= Seshadri constant =

Constant in algebraic geometry

In algebraic geometry, a Seshadri constant is an invariant of an ample line bundle $L$ at a point on an algebraic variety. It was introduced by Jean-Pierre Demailly to measure a certain "rate of growth" of the tensor powers of $L$ in terms of the jets of the sections of the $L^k$. The object was the study of the Fujita conjecture. The constant's name stems from its connection to C. S. Seshadri's criterion for ampleness.

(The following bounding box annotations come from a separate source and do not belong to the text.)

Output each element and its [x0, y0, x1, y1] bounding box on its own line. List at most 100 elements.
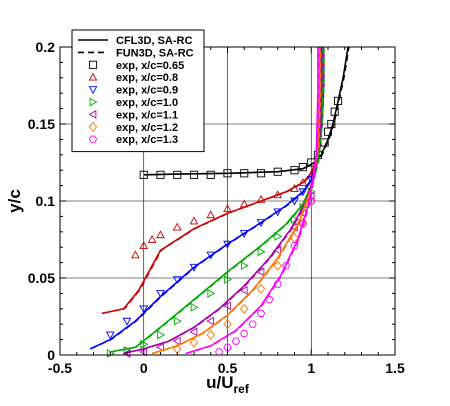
legend-entry: exp, x/c=1.2	[88, 121, 178, 134]
y-tick-label: 0.1	[36, 193, 56, 209]
legend-label: exp, x/c=1.2	[116, 122, 178, 134]
exp-point	[256, 283, 266, 294]
legend-label: exp, x/c=1.1	[116, 109, 178, 121]
exp-point	[155, 342, 164, 352]
exp-point	[273, 208, 283, 217]
exp-point	[256, 169, 266, 178]
exp-point	[334, 96, 343, 105]
legend-label: CFL3D, SA-RC	[116, 35, 192, 47]
exp-point	[290, 242, 299, 250]
exp-point	[239, 285, 248, 295]
legend-label: exp, x/c=0.8	[116, 72, 178, 84]
exp-point	[290, 184, 299, 193]
exp-point	[206, 170, 215, 179]
legend-marker-symbol	[88, 121, 98, 132]
exp-point	[206, 316, 215, 326]
exp-point	[140, 339, 149, 349]
legend-marker-symbol	[88, 72, 98, 81]
exp-point	[239, 199, 249, 208]
legend-label: exp, x/c=0.65	[116, 60, 184, 72]
legend-entry: exp, x/c=0.8	[88, 72, 178, 84]
series-triangle-left	[122, 47, 323, 358]
exp-point	[256, 267, 265, 277]
exp-point	[215, 348, 224, 356]
exp-point	[139, 305, 149, 314]
legend-label: exp, x/c=1.3	[116, 134, 178, 146]
series-layer	[89, 46, 350, 358]
x-tick-label: 1	[307, 360, 315, 376]
legend-marker-symbol	[88, 135, 98, 143]
exp-point	[298, 220, 307, 228]
exp-point	[330, 107, 339, 116]
cfl3d-curve	[185, 47, 319, 355]
exp-point	[189, 263, 199, 272]
exp-point	[256, 309, 266, 317]
exp-point	[156, 290, 165, 298]
exp-point	[156, 230, 165, 239]
exp-point	[223, 240, 232, 249]
exp-point	[231, 337, 240, 345]
exp-point	[327, 119, 336, 129]
exp-point	[222, 301, 231, 311]
legend-entry: exp, x/c=1.3	[88, 134, 178, 146]
y-axis-title: y/c	[5, 189, 24, 213]
legend-marker-symbol	[89, 97, 98, 107]
exp-point	[273, 245, 282, 255]
legend-entry: FUN3D, SA-RC	[78, 47, 194, 59]
exp-point	[147, 234, 157, 243]
exp-point	[273, 280, 282, 288]
exp-point	[248, 320, 257, 328]
exp-point	[273, 167, 282, 176]
exp-point	[223, 204, 232, 213]
exp-point	[223, 319, 232, 330]
legend-entry: exp, x/c=1.0	[89, 97, 178, 109]
exp-point	[256, 219, 266, 228]
exp-point	[206, 251, 216, 260]
exp-point	[223, 169, 232, 178]
exp-point	[189, 337, 199, 348]
y-tick-label: 0	[47, 347, 55, 363]
exp-point	[131, 250, 140, 259]
x-tick-label: 0.5	[218, 360, 238, 376]
legend-label: exp, x/c=1.0	[116, 97, 178, 109]
exp-point	[323, 127, 333, 136]
exp-point	[265, 295, 274, 304]
exp-point	[172, 336, 181, 346]
exp-point	[105, 331, 115, 340]
exp-point	[273, 190, 283, 199]
exp-point	[173, 316, 182, 326]
x-axis-title: u/Uref	[206, 373, 250, 396]
exp-point	[282, 262, 291, 270]
y-tick-label: 0.15	[28, 116, 55, 132]
exp-point	[257, 247, 266, 257]
exp-point	[190, 302, 199, 312]
legend-marker-symbol	[88, 86, 98, 95]
exp-point	[207, 289, 216, 298]
legend-label: exp, x/c=0.9	[116, 85, 178, 97]
exp-point	[298, 188, 308, 197]
exp-point	[139, 241, 149, 249]
exp-point	[290, 166, 299, 175]
legend-entry: exp, x/c=0.65	[88, 60, 184, 72]
exp-point	[189, 216, 199, 225]
exp-point	[172, 222, 182, 231]
exp-point	[122, 317, 132, 326]
exp-point	[240, 303, 249, 314]
x-axis-title-sub: ref	[234, 382, 250, 396]
exp-point	[206, 210, 216, 219]
fun3d-curve	[111, 47, 325, 353]
exp-point	[298, 163, 307, 172]
exp-point	[139, 170, 148, 179]
legend-entry: exp, x/c=1.1	[88, 109, 178, 121]
x-tick-label: -0.5	[48, 360, 72, 376]
exp-point	[240, 329, 249, 338]
exp-point	[307, 197, 316, 205]
exp-point	[298, 177, 308, 186]
exp-point	[173, 170, 182, 179]
exp-point	[172, 276, 182, 285]
exp-point	[240, 169, 249, 178]
legend-marker-symbol	[88, 60, 98, 69]
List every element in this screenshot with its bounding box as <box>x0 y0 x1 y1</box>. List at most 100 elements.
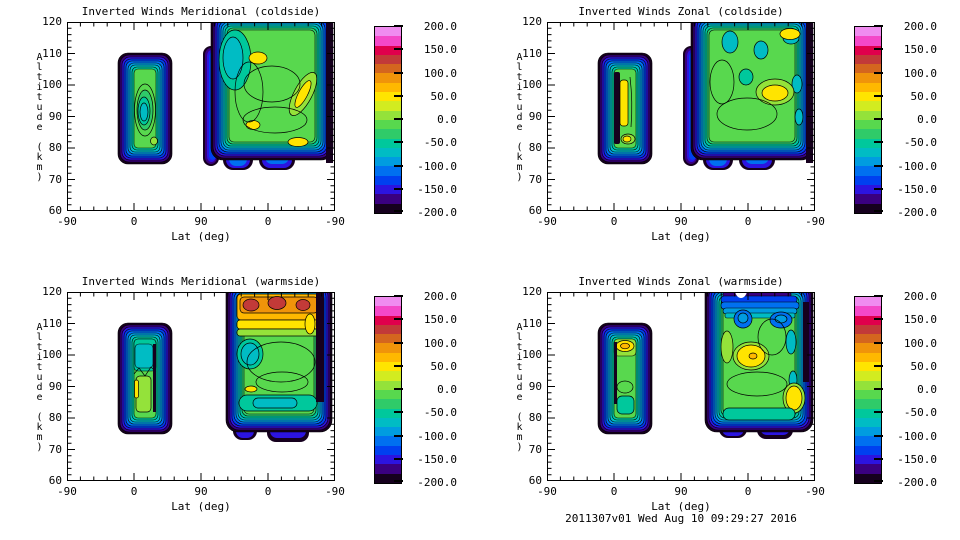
colorbar-tick <box>394 434 403 437</box>
colorbar-tick <box>394 364 403 367</box>
colorbar-band <box>855 334 881 344</box>
y-tick-label: 110 <box>522 46 542 60</box>
y-axis-label: Altitude (km) <box>514 321 525 452</box>
colorbar-band <box>855 203 881 213</box>
x-tick-label: -90 <box>805 215 825 228</box>
contour-blob-small <box>597 322 653 435</box>
y-tick-label: 60 <box>528 204 542 217</box>
y-axis-label: Altitude (km) <box>514 51 525 182</box>
colorbar-band <box>855 455 881 465</box>
colorbar-label: -50.0 <box>903 136 937 150</box>
colorbar-tick <box>874 457 883 460</box>
run-timestamp: 2011307v01 Wed Aug 10 09:29:27 2016 <box>565 512 797 525</box>
x-tick-label: 90 <box>674 485 688 498</box>
colorbar-band <box>855 185 881 195</box>
colorbar-tick <box>874 25 883 27</box>
colorbar-band <box>375 417 401 428</box>
colorbar-label: -150.0 <box>897 452 937 466</box>
colorbar-band <box>375 157 401 167</box>
colorbar-tick <box>394 25 403 27</box>
axes-frame <box>67 22 335 211</box>
colorbar-band <box>855 464 881 474</box>
y-tick-label: 90 <box>528 109 542 123</box>
colorbar-band <box>375 455 401 465</box>
colorbar-band <box>375 147 401 158</box>
x-tick-label: -90 <box>537 485 557 498</box>
colorbar-label: 0.0 <box>917 113 937 126</box>
colorbar-band <box>855 445 881 456</box>
colorbar-band <box>855 45 881 55</box>
colorbar-band <box>375 101 401 111</box>
colorbar-band <box>375 306 401 316</box>
colorbar-band <box>855 119 881 130</box>
colorbar-band <box>375 129 401 139</box>
colorbar-band <box>375 73 401 83</box>
colorbar-tick <box>874 94 883 97</box>
colorbar-band <box>375 324 401 335</box>
x-tick-label: 0 <box>130 485 138 498</box>
panel-meridional-coldside: Inverted Winds Meridional (coldside) Alt… <box>34 5 457 243</box>
x-tick-label: 0 <box>744 215 752 228</box>
colorbar-label: 150.0 <box>423 43 457 57</box>
colorbar-tick <box>874 480 883 482</box>
x-axis-label: Lat (deg) <box>171 500 231 513</box>
colorbar-tick <box>394 71 403 74</box>
colorbar-band <box>375 362 401 372</box>
colorbar-label: -150.0 <box>417 182 457 196</box>
colorbar-label: -100.0 <box>897 429 937 443</box>
colorbar-label: -100.0 <box>897 159 937 173</box>
colorbar-tick <box>874 187 883 190</box>
colorbar-band <box>855 64 881 74</box>
colorbar-tick <box>874 71 883 74</box>
colorbar-label: -150.0 <box>897 182 937 196</box>
panel-meridional-warmside: Inverted Winds Meridional (warmside) Alt… <box>34 275 457 513</box>
colorbar-band <box>855 82 881 93</box>
colorbar-label: -100.0 <box>417 429 457 443</box>
panel-title: Inverted Winds Meridional (coldside) <box>81 5 321 18</box>
colorbar-band <box>375 138 401 148</box>
x-tick-label: 90 <box>674 215 688 228</box>
panel-title: Inverted Winds Meridional (warmside) <box>81 275 321 288</box>
colorbar-tick <box>394 118 403 120</box>
y-tick-label: 100 <box>522 78 542 91</box>
colorbar-band <box>855 194 881 204</box>
colorbar-band <box>375 371 401 381</box>
colorbar-label: 0.0 <box>917 383 937 396</box>
colorbar-tick <box>394 411 403 414</box>
colorbar-band <box>375 45 401 55</box>
colorbar-band <box>375 352 401 363</box>
colorbar-band <box>855 138 881 148</box>
x-axis-label: Lat (deg) <box>651 230 711 243</box>
colorbar-tick <box>874 318 883 321</box>
contour-plot <box>547 292 815 481</box>
colorbar <box>854 296 882 484</box>
contour-plot <box>67 22 335 211</box>
panel-title: Inverted Winds Zonal (coldside) <box>578 5 784 18</box>
y-tick-label: 60 <box>48 204 62 217</box>
colorbar-band <box>855 27 881 37</box>
y-tick-label: 70 <box>48 172 62 186</box>
colorbar-band <box>375 194 401 204</box>
colorbar-band <box>375 334 401 344</box>
contour-blob-large <box>203 22 334 170</box>
colorbar-tick <box>394 480 403 482</box>
colorbar-band <box>855 343 881 353</box>
colorbar-band <box>375 297 401 307</box>
colorbar-band <box>855 92 881 102</box>
colorbar-tick <box>394 187 403 190</box>
colorbar-band <box>855 324 881 335</box>
axes-frame <box>547 292 815 481</box>
panel-zonal-coldside: Inverted Winds Zonal (coldside) Altitude… <box>514 5 937 243</box>
colorbar-band <box>375 389 401 400</box>
colorbar-label: 200.0 <box>903 290 937 303</box>
panel-zonal-warmside: Inverted Winds Zonal (warmside) Altitude… <box>514 275 937 513</box>
contour-blob-large <box>683 22 814 170</box>
x-tick-label: -90 <box>537 215 557 228</box>
colorbar-tick <box>874 434 883 437</box>
colorbar-band <box>375 175 401 186</box>
colorbar-label: -200.0 <box>417 476 457 489</box>
x-tick-label: -90 <box>325 485 345 498</box>
colorbar-tick <box>874 210 883 212</box>
x-tick-label: 90 <box>194 485 208 498</box>
colorbar-band <box>375 343 401 353</box>
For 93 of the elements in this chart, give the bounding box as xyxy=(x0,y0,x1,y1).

It is known that Nagata's conjecture on algebraic curves is equivalent to the assertion that for more than nine general points, the Seshadri constants of the projective plane are maximal. There is a general conjecture for algebraic surfaces, the Nagata–Biran conjecture.

==Definition==
Let $X$ be a smooth projective variety, $L$ an ample line bundle on $X$, $x$ a point of $X$, and $\mathcal{C}_x$ the set of all irreducible curves passing through $x$. Define the Seshadri constant of $L$ at $x$ by
$\varepsilon(L,x) = \inf_{C \in \mathcal{C}_x} \frac{L \cdot C}{\operatorname{mult}_x(C)}$,

where $L \cdot C$ denotes the intersection number of $L$ and $C$ and $\operatorname{mult}_x(C)$ measures how many times the curve $C$ passes through $x$.

If $X$ is an abelian variety, then $\varepsilon(L,x)$ is independent of the point $x$ chosen, and we write simply $\varepsilon(L)$.